The distinction between legal tax avoidance and illegal evasion is 'a myth' an all-party group of MPs says in its latest attack on the 'tax industry'. In a report published today,  the All-Party Parliamentary Group for Anti-Corruption & Responsible Tax and thinktank TaxWatch state that tax avoidance could and should be prosecuted as tax fraud.

The paper recommends that HMRC use existing criminal law 'to prosecute the advisers behind the most aggressive tax avoidance schemes'.

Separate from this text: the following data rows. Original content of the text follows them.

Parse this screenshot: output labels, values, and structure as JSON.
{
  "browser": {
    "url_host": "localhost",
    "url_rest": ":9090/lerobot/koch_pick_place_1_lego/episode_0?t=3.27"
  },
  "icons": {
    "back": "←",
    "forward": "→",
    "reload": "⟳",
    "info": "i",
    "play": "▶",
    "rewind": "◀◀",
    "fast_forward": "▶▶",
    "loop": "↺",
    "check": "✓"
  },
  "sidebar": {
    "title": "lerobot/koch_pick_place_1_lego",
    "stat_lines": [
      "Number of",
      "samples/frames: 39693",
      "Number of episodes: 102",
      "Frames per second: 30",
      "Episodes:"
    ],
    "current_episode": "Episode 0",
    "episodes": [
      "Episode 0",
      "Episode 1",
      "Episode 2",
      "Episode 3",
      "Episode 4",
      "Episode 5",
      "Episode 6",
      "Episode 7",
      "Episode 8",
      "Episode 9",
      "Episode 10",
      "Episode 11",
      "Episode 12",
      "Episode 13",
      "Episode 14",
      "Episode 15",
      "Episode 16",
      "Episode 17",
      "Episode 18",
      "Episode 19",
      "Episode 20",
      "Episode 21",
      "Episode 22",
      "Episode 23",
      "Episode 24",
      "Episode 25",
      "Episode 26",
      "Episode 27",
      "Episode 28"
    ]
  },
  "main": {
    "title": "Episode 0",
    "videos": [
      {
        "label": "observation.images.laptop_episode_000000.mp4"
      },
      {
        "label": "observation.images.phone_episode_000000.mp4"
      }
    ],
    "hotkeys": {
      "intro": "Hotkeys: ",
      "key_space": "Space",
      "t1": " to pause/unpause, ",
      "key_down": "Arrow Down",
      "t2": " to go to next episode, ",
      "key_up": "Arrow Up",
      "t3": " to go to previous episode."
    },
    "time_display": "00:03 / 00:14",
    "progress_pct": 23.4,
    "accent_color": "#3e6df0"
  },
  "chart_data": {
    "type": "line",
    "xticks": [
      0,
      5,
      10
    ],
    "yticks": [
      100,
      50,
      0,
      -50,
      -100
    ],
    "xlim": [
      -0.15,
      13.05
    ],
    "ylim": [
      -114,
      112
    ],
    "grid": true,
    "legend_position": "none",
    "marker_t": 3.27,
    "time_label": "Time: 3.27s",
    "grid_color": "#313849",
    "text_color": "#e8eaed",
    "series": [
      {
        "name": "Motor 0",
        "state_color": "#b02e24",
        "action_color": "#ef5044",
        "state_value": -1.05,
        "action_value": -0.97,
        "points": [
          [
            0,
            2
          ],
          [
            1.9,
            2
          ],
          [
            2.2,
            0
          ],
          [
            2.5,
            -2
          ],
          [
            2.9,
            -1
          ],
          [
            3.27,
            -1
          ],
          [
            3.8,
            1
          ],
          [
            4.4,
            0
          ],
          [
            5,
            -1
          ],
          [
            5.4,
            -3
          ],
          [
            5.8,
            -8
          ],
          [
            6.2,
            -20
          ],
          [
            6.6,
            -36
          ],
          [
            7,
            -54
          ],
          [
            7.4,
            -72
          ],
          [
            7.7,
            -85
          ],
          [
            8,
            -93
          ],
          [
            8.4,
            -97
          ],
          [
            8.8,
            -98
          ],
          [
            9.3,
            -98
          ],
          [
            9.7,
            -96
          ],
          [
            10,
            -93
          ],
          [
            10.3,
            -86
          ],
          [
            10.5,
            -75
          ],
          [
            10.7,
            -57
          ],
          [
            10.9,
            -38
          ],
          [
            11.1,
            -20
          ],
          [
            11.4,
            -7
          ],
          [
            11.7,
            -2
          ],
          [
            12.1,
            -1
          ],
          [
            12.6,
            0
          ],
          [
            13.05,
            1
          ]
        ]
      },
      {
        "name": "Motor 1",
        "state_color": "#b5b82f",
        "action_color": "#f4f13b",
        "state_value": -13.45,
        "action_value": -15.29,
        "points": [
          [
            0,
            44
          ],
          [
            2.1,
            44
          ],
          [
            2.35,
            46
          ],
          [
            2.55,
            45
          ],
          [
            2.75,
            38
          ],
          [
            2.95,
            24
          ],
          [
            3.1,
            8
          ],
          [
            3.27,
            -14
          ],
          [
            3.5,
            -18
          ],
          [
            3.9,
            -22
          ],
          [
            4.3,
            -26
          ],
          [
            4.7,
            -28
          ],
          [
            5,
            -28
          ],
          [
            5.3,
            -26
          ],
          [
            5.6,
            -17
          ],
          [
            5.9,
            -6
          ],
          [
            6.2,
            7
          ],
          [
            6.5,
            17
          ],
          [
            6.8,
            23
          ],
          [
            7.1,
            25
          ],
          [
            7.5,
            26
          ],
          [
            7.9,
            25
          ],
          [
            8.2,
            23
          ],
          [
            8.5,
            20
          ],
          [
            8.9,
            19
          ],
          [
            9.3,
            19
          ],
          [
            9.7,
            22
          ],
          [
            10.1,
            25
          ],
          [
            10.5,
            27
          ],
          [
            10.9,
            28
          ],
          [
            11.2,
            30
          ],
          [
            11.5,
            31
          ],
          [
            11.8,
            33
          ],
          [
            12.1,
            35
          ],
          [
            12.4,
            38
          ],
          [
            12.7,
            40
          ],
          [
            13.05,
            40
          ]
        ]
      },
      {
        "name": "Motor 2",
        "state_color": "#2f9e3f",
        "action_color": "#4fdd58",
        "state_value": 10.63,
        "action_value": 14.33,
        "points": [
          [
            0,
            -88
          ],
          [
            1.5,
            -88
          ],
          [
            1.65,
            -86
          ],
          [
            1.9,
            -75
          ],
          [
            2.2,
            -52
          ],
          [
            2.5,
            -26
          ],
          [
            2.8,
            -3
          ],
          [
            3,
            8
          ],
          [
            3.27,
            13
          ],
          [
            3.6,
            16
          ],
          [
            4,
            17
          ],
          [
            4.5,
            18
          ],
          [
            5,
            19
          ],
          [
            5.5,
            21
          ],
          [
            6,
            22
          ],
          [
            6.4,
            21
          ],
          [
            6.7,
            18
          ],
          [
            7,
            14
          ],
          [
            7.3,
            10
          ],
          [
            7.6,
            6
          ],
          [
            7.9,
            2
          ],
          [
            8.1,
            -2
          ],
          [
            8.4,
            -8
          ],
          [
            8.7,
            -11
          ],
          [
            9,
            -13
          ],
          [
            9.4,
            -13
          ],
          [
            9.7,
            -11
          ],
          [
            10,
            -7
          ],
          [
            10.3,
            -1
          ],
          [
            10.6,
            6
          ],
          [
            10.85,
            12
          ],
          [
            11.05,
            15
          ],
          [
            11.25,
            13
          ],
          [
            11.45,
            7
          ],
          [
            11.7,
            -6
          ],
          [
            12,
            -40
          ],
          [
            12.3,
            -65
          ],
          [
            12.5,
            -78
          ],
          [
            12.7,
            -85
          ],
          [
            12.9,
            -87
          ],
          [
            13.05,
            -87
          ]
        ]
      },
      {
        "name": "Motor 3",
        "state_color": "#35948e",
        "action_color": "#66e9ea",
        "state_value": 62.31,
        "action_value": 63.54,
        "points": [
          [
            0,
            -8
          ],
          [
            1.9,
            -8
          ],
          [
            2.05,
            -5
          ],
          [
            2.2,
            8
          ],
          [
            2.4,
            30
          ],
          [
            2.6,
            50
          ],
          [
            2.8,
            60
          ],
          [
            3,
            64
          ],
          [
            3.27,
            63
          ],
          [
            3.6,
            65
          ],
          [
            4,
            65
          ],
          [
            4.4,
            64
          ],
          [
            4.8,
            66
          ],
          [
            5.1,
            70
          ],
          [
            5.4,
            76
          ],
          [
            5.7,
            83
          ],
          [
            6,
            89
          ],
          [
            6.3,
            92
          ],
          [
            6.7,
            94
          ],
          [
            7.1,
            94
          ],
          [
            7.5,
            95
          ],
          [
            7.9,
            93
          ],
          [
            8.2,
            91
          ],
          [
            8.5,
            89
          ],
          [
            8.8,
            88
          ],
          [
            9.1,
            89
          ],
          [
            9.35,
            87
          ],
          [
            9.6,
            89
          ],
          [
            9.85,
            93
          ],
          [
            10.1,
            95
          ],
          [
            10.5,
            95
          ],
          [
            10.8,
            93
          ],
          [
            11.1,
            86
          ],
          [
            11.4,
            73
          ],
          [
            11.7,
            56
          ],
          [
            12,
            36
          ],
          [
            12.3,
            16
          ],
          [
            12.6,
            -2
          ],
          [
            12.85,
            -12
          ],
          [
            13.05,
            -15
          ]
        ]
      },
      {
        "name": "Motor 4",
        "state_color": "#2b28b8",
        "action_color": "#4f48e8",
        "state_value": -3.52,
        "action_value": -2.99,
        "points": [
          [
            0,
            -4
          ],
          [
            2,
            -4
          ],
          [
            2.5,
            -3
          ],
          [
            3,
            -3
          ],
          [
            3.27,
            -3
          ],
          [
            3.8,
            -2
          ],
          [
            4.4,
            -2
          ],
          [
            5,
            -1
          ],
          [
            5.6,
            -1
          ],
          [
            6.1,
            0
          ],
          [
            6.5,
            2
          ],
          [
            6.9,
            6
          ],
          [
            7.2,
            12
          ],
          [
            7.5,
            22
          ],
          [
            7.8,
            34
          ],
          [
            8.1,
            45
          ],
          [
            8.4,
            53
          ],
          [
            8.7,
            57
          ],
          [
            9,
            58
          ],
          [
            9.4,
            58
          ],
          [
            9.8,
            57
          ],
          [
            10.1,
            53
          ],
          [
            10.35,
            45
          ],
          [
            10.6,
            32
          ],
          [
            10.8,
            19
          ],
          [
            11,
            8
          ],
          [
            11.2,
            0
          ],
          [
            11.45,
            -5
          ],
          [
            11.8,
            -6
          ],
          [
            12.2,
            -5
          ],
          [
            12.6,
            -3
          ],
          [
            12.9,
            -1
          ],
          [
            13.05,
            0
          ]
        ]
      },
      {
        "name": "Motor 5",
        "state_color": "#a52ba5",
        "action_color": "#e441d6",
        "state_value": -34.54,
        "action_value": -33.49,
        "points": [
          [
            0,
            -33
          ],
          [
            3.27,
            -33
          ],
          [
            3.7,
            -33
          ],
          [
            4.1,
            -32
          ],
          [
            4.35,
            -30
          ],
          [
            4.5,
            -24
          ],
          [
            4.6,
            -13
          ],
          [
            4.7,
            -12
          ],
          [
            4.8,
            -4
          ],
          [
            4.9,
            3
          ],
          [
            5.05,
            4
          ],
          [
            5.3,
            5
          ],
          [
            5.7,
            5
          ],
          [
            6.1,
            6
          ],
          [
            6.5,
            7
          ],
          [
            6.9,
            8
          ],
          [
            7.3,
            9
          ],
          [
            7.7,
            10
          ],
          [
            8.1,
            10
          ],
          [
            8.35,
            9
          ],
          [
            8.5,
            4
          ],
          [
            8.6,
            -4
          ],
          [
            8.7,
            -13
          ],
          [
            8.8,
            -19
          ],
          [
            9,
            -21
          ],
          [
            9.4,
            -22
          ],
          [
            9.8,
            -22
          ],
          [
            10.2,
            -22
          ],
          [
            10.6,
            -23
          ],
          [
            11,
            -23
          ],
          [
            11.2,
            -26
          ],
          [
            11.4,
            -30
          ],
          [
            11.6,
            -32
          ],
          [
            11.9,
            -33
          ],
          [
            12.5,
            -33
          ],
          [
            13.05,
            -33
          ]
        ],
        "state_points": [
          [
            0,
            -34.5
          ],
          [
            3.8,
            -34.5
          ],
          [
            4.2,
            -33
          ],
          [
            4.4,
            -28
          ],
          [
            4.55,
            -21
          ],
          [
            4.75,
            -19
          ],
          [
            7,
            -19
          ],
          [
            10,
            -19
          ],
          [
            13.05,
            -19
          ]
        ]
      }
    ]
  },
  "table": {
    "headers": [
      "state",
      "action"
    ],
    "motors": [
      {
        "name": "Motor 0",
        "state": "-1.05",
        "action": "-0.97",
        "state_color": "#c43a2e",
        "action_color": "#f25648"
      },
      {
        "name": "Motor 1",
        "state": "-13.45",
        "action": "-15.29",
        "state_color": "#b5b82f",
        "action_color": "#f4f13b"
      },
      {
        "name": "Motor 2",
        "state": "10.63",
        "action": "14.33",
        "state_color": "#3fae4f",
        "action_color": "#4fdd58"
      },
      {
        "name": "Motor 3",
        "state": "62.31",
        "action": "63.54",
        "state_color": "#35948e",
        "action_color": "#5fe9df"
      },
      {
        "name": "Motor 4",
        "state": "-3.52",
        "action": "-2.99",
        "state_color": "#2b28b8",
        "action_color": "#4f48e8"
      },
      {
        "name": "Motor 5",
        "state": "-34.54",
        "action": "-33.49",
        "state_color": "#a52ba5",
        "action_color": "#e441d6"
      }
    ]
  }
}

Former goverment minister Dame Margaret Hodge MP, chair of the group, said: 'The myth that tax avoidance is legal and tax evasion is illegal is a false distinction which is reinforced by the tax industry and HMRC’s feeble approach to enforcement. Our bold new paper attempts to explode these myths and recommends that HMRC should be enforcing existing criminal law by prosecuting the enablers of the most aggressive tax avoidance. HMRC should be enforcing the laws of the land, not the rules of the “tax fraud game” that let tax avoiders and their enablers off the hook.' 

Margaret Hodge

Former goverment minister Dame Margaret Hodge MP

Source: Rex

The report argues that much that is claimed to be tax avoidance is in fact criminal fraud. 'The relevant criminal offence – "cheating the public revenue" – is extremely wide and could include tax avoiders and the advisers that devise, market and enable tax avoidance schemes,' the report states.

It alleges that HMRC prioritises cases where there is clear 'active deception' such as falsified documents. 'Because of this, tax advisers know they can recommend ineffective tax avoidance schemes with impunity, provided they comply the notional "rules of the game" by making a cursory effort to present it as legal, with no "active" deception or concealment.'

Meanwhile HMRC 'cannot keep up with better-resourced lawyers and accountants concocting potentially fraudulent avoidance schemes for their clients, and so many succeed without so much as a second glance'. 

'We need a real deterrent to stop bad behaviour or these tax cheats will continue to flout the rules,' said Hodge.

The veteran Labour MP, who served as a minister in the Blair and Brown governments, is a prominent member of the public bill committee currently scrutinising the Economic Crime and Transparency Bill.